Ville-Marie—Le Sud-Ouest—Île-des-Soeurs, QC — 2025 Federal Election Results Map
Ville-Marie—Le Sud-Ouest—Île-des-Soeurs — 2025 Election Results
Poll-by-poll results for Ville-Marie—Le Sud-Ouest—Île-des-Soeurs in the 2025 Canadian federal election. The Liberal candidate won this riding. Explore detailed voting data, candidate results, and turnout statistics at the poll level.
Riding information
Auto generated. Flag an issue.Ville-Marie--Le Sud-Ouest--Ile-des-Soeurs
Ville-Marie--Le Sud-Ouest--Ile-des-Soeurs occupies the southern core of the Island of Montreal, encompassing the western portion of the Ville-Marie borough -- including much of downtown, Old Montreal, the Quartier des spectacles, and the slopes of Mount Royal -- alongside the Le Sud-Ouest borough neighbourhoods of Saint-Henri, Little Burgundy, Griffintown, and Pointe-Saint-Charles, as well as Nuns' Island in the borough of Verdun. The riding has a population of roughly 114,000 and is one of the most linguistically diverse in Quebec, with French spoken as a mother tongue by about 43 percent of residents, English by 21 percent, and a wide range of other languages accounting for the remainder.
Candidates
Marc Miller (Liberal) -- Born in 1973, Miller is a lawyer who practised mergers and acquisitions and international commercial law in Montreal, Stockholm, and New York before entering politics. He previously served as an infantry soldier in the Canadian Armed Forces. First elected in 2015, he held successive cabinet portfolios including Indigenous Services, Crown--Indigenous Relations, and Immigration, Refugees and Citizenship. He made parliamentary history in 2017 by delivering a statement in the House of Commons entirely in Mohawk.
Steve Shanahan (Conservative) -- Born in 1970 in Sherbrooke, Shanahan is a marketing consultant with a bachelor's degree in administration from Bishop's University. He served on Montreal city council from 2013 to 2017 as the Peter-McGill district councillor under the Vrai changement pour Montreal party. He previously ran as the Conservative candidate in the riding in 2015.
Kevin Majaducon (Bloc Quebecois) -- A Montreal native of Philippine origin, Majaducon studied human sciences and attended the University of Edinburgh after Bishop's University. A political advisor to the Bloc MP for LaSalle--Emard--Verdun, he has been active in both the Bloc Quebecois and the Parti Quebecois, contributing to youth forums and the national youth committee. He previously worked as a youth centre coordinator and in youth protection.
Suzanne Dufresne (NDP) -- A 78-year-old retired rail employee, Dufresne represented the NDP in the riding.
Nathe Perrone (Green Party) -- A community worker and animal rights activist dedicated to social inclusion and climate justice, Perrone represented the Green Party of Canada in the riding.
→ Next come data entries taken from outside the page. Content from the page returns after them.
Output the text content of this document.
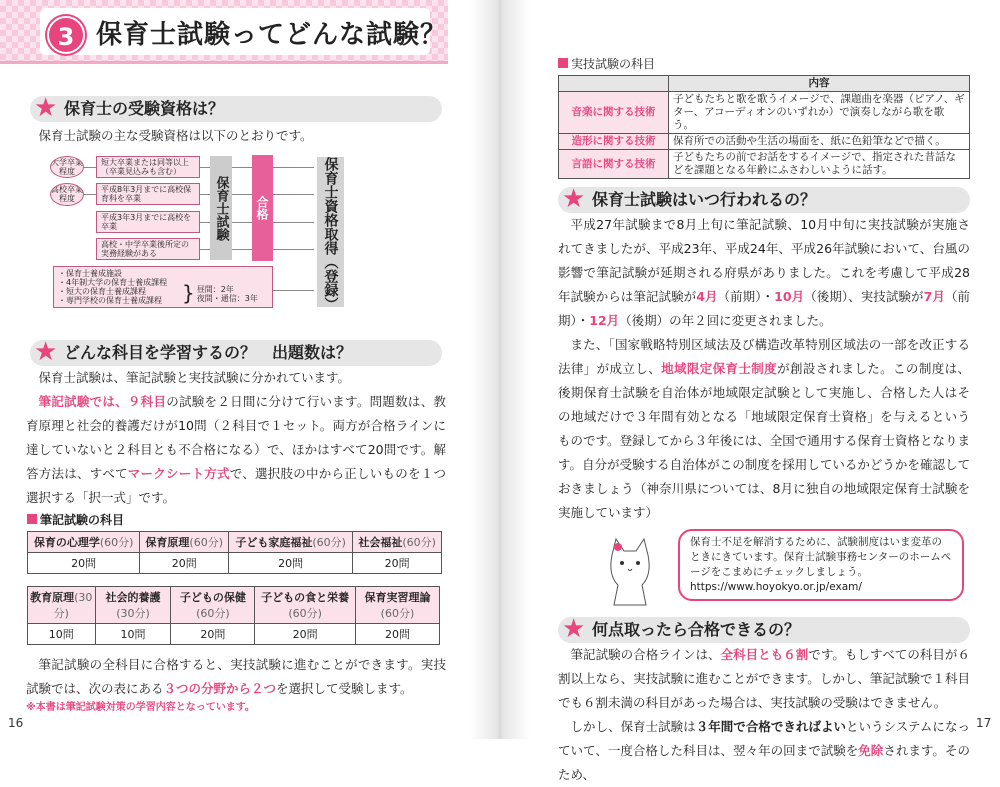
3 保育士試験ってどんな試験？
★ 保育士の受験資格は？
保育士試験の主な受験資格は以下のとおりです。
大学卒業程度
高校卒業程度
短大卒業または同等以上（卒業見込みも含む）
平成8年3月までに高校保育科を卒業
平成3年3月までに高校を卒業
高校・中学卒業後所定の実務経験がある
保育士試験 合格	保育士資格取得（登録）
・保育士養成施設
・4年制大学の保育士養成課程
・短大の保育士養成課程
・専門学校の保育士養成課程	} 昼間：2年
夜間・通信：3年
★ どんな科目を学習するの？　出題数は？
保育士試験は、筆記試験と実技試験に分かれています。
筆記試験では、９科目の試験を２日間に分けて行います。問題数は、教育原理と社会的養護だけが10問（２科目で１セット。両方が合格ラインに達していないと２科目とも不合格になる）で、ほかはすべて20問です。解答方法は、すべてマークシート方式で、選択肢の中から正しいものを１つ選択する「択一式」です。
筆記試験の科目
保育の心理学(60分)	保育原理(60分)	子ども家庭福祉(60分)	社会福祉(60分)
20問	20問	20問	20問
教育原理(30分)	社会的養護(30分)	子どもの保健(60分)	子どもの食と栄養(60分)	保育実習理論(60分)
10問	10問	20問	20問	20問
筆記試験の全科目に合格すると、実技試験に進むことができます。実技試験では、次の表にある３つの分野から２つを選択して受験します。
※本書は筆記試験対策の学習内容となっています。
16
実技試験の科目
	内容
音楽に関する技術	子どもたちと歌を歌うイメージで、課題曲を楽器（ピアノ、ギター、アコーディオンのいずれか）で演奏しながら歌を歌う。
造形に関する技術	保育所での活動や生活の場面を、紙に色鉛筆などで描く。
言語に関する技術	子どもたちの前でお話をするイメージで、指定された昔話などを課題となる年齢にふさわしいように話す。
★ 保育士試験はいつ行われるの？
平成27年試験まで8月上旬に筆記試験、10月中旬に実技試験が実施されてきましたが、平成23年、平成24年、平成26年試験において、台風の影響で筆記試験が延期される府県がありました。これを考慮して平成28年試験からは筆記試験が4月（前期）・10月（後期）、実技試験が7月（前期）・12月（後期）の年２回に変更されました。
また、「国家戦略特別区域法及び構造改革特別区域法の一部を改正する法律」が成立し、地域限定保育士制度が創設されました。この制度は、後期保育士試験を自治体が地域限定試験として実施し、合格した人はその地域だけで３年間有効となる「地域限定保育士資格」を与えるというものです。登録してから３年後には、全国で通用する保育士資格となります。自分が受験する自治体がこの制度を採用しているかどうかを確認しておきましょう（神奈川県については、8月に独自の地域限定保育士試験を実施しています）
保育士不足を解消するために、試験制度はいま変革のときにきています。保育士試験事務センターのホームページをこまめにチェックしましょう。
https://www.hoyokyo.or.jp/exam/
★ 何点取ったら合格できるの？
筆記試験の合格ラインは、全科目とも６割です。もしすべての科目が６割以上なら、実技試験に進むことができます。しかし、筆記試験で１科目でも６割未満の科目があった場合は、実技試験の受験はできません。
しかし、保育士試験は３年間で合格できればよいというシステムになっていて、一度合格した科目は、翌々年の回まで試験を免除されます。そのため、
17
Giovanni Di Placido (Parti Rhinoceros Party) -- Di Placido represented the satirical Rhinoceros Party in the riding.
About the Riding
The riding is an economic powerhouse and cultural hub. Downtown Ville-Marie contains Montreal's financial district, the headquarters of major corporations, and two of the city's largest universities -- McGill and Concordia. Old Montreal draws millions of tourists annually to its cobblestone streets and waterfront. The Le Sud-Ouest neighbourhoods, once working-class francophone and anglophone industrial communities built around the Lachine Canal, have undergone dramatic gentrification over the past two decades. Griffintown has been transformed almost entirely into condominium towers, while Saint-Henri and Pointe-Saint-Charles have seen rising rents alongside new restaurants and galleries. Nuns' Island is an affluent residential enclave of high-rise and townhouse developments.
In 2025, the riding's federal issues reflected its diverse and rapidly changing character. Housing affordability was paramount, particularly in gentrifying neighbourhoods where longtime renters faced displacement. Homelessness in the downtown core and along the Lachine Canal was a visible and growing concern. The impact of US trade tensions on Montreal's finance and professional services sectors, federal support for the arts and culture in a riding home to many of Canada's major cultural institutions, and immigration policy in one of Montreal's most cosmopolitan districts were also central themes.